Il volume, edito Edit Sapim, ripercorre la vita e la storia di una donna che ha sempre creduto nel socialismo, lottando giorno dopo giorno per la sua realizzazione, e che si è battuta per i diritti delle donne, dei lavoratori, della scuola e dei bambini. Quella di Ariella Farneti è la storia di una donna che ha vissuto il proprio tempo nella politica e per la politica e che racconta della capacità di una terra, la Romagna, di rialzarsi dal dopoguerra di macerie e di miseria e di ricostruire, pensando non solo alle strade e alle case, al cibo e al lavoro, ma alle persone e alle comunità.

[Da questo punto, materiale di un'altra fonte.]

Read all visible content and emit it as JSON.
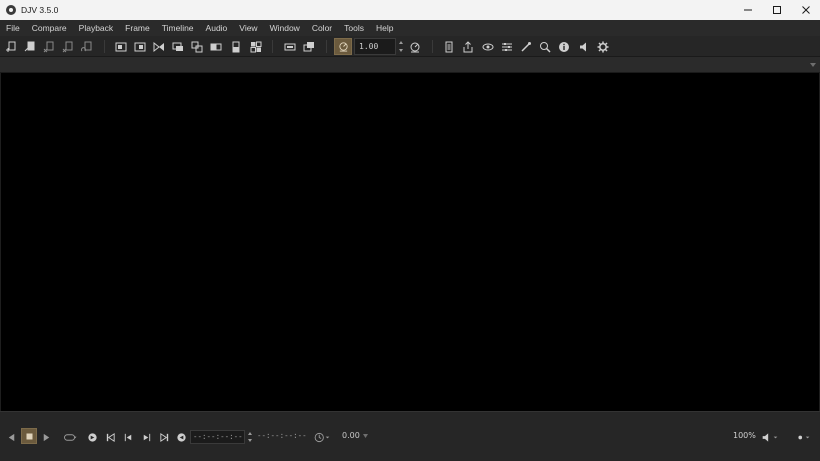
{
  "window": {
    "title": "DJV 3.5.0"
  },
  "menu": [
    "File",
    "Compare",
    "Playback",
    "Frame",
    "Timeline",
    "Audio",
    "View",
    "Window",
    "Color",
    "Tools",
    "Help"
  ],
  "toolbar": {
    "speed_value": "1.00"
  },
  "playbar": {
    "current_time": "--:--:--:--",
    "duration": "--:--:--:--",
    "fps": "0.00",
    "volume": "100%"
  },
  "colors": {
    "accent": "#6b5a3d",
    "background": "#1e1e1e",
    "viewport": "#000000"
  },
  "icons": {
    "file": [
      "file-open-icon",
      "file-close-icon",
      "file-close-all-icon",
      "file-next-icon",
      "file-reload-icon"
    ],
    "compare": [
      "compare-a-icon",
      "compare-b-icon",
      "compare-wipe-icon",
      "compare-overlay-icon",
      "compare-difference-icon",
      "compare-horizontal-icon",
      "compare-vertical-icon",
      "compare-tile-icon"
    ],
    "window": [
      "full-screen-icon",
      "float-on-top-icon"
    ],
    "speed": [
      "speed-toggle-icon",
      "speed-reset-icon"
    ],
    "tools": [
      "files-icon",
      "export-icon",
      "view-icon",
      "color-icon",
      "color-picker-icon",
      "magnify-icon",
      "info-icon",
      "audio-icon",
      "settings-icon"
    ]
  }
}
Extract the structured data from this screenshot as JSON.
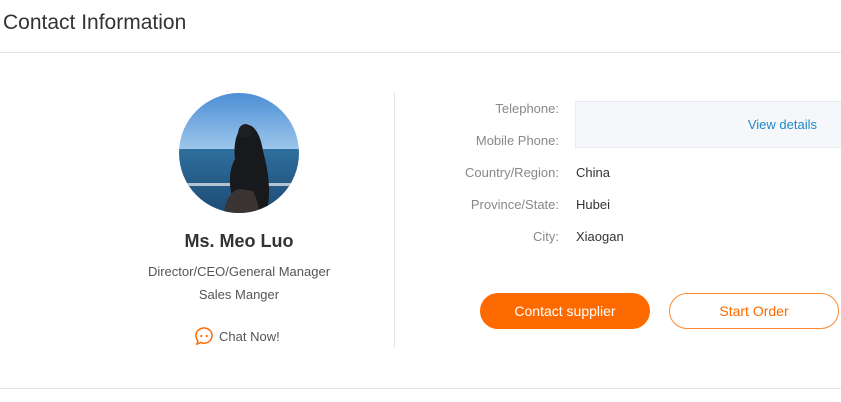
{
  "page": {
    "title": "Contact Information"
  },
  "profile": {
    "name": "Ms. Meo Luo",
    "roles": [
      "Director/CEO/General Manager",
      "Sales Manger"
    ],
    "chat_label": "Chat Now!"
  },
  "details": {
    "telephone_label": "Telephone:",
    "mobile_label": "Mobile Phone:",
    "view_details": "View details",
    "fields": [
      {
        "label": "Country/Region:",
        "value": "China"
      },
      {
        "label": "Province/State:",
        "value": "Hubei"
      },
      {
        "label": "City:",
        "value": "Xiaogan"
      }
    ]
  },
  "actions": {
    "contact_supplier": "Contact supplier",
    "start_order": "Start Order"
  },
  "colors": {
    "accent": "#ff6a00",
    "link": "#1e88c8"
  },
  "icons": {
    "chat": "chat-icon"
  }
}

Ariella Farneti, nata a Meldola nel 1921 e insegnante elementare, scelse di diventare, già da giovanissima, partigiana nonostante il periodo fascista. Nel 1944 si iscrisse al Pci e ne diventò dirigente. Nel 1950 fu eletta Sindaco di Meldola, la prima donna Sindaco, e nel 1951 divenne consigliera provinciale. Ha svolto ruoli di primo piano nella Camera del Lavoro di Forlì e nelle organizzazioni femminili, l’Ari e l’Udi e nel 1963 è stata eletta al Senato della Repubblica per due mandati.

“Del periodo in cui sono stata sindaco – scriveva Ariella Farneti negli anni Cinquanta – ho tratto soprattutto un insegnamento: se si vuole veramente dirigere ed attuare occorre mantenere costantemente i contatti non solo con la base del partito, ma con tutte le larghe masse del popolo”.

 

Ho particolarmente a cuore questo libro – esordisce la scrittrice Letizia Magnani – che nasce dal lavoro di ricerca svolto negli archivi con l’intrecciamento di fonti orali e di letteratura perché Ariella Farneti è una figura ancora molto presente nel territorio forlivese, in particolare in quello meldolese,  e un modello a cui una donna deve farsi. La sua storia e la sua militanza politica hanno lasciato un segno importante – continua la scrittrice - e lo dimostra anche il messaggio che il Presidente della Repubblica, Giorgio Napolitano, ha inviato e che sarà letto durante la presentazione. Il Presidente e Ariella, entrati nello stesso anno in Parlamento, fanno parte di quella generazione che, uscita dalla Guerra Mondiale, è riuscita a ricostruire le relazioni e il senso morale di un’Italia distrutta dalla guerra.  

 

La ricerca è stata interamente finanziata dalla Fondazione Ariella Farneti, fondata nel 2007, nata per valorizzare il pensiero, la cultura e l’azione politica della sinistra forlivese.
Letizia Magnani, nata a Cervia, è giornalista professionista, comunicatrice e collabora con importanti testate nazionali. Nel 2005 ha vinto il premio dell’Ordine dei Giornalisti della Lombardia come miglior tesi in giornalismo e nel 2008 il “Premio Silvano Cardellini”. Ha già pubblicato C’era una volta la guerra…e chi la raccontava. Da Iraq a Iraq: storia di un giornalismo difficile (Roma 2008); Milano al Mare. Milano Marittima: 100 anni e il racconto di un sogno (Ravenna 2011); Milano Marittima (Bologna, 2012).

Parte dell’incasso del libro sarà devoluta allo IOR.

In caso di maltempo l’iniziativa si svolgerà presso il Teatro Dragoni.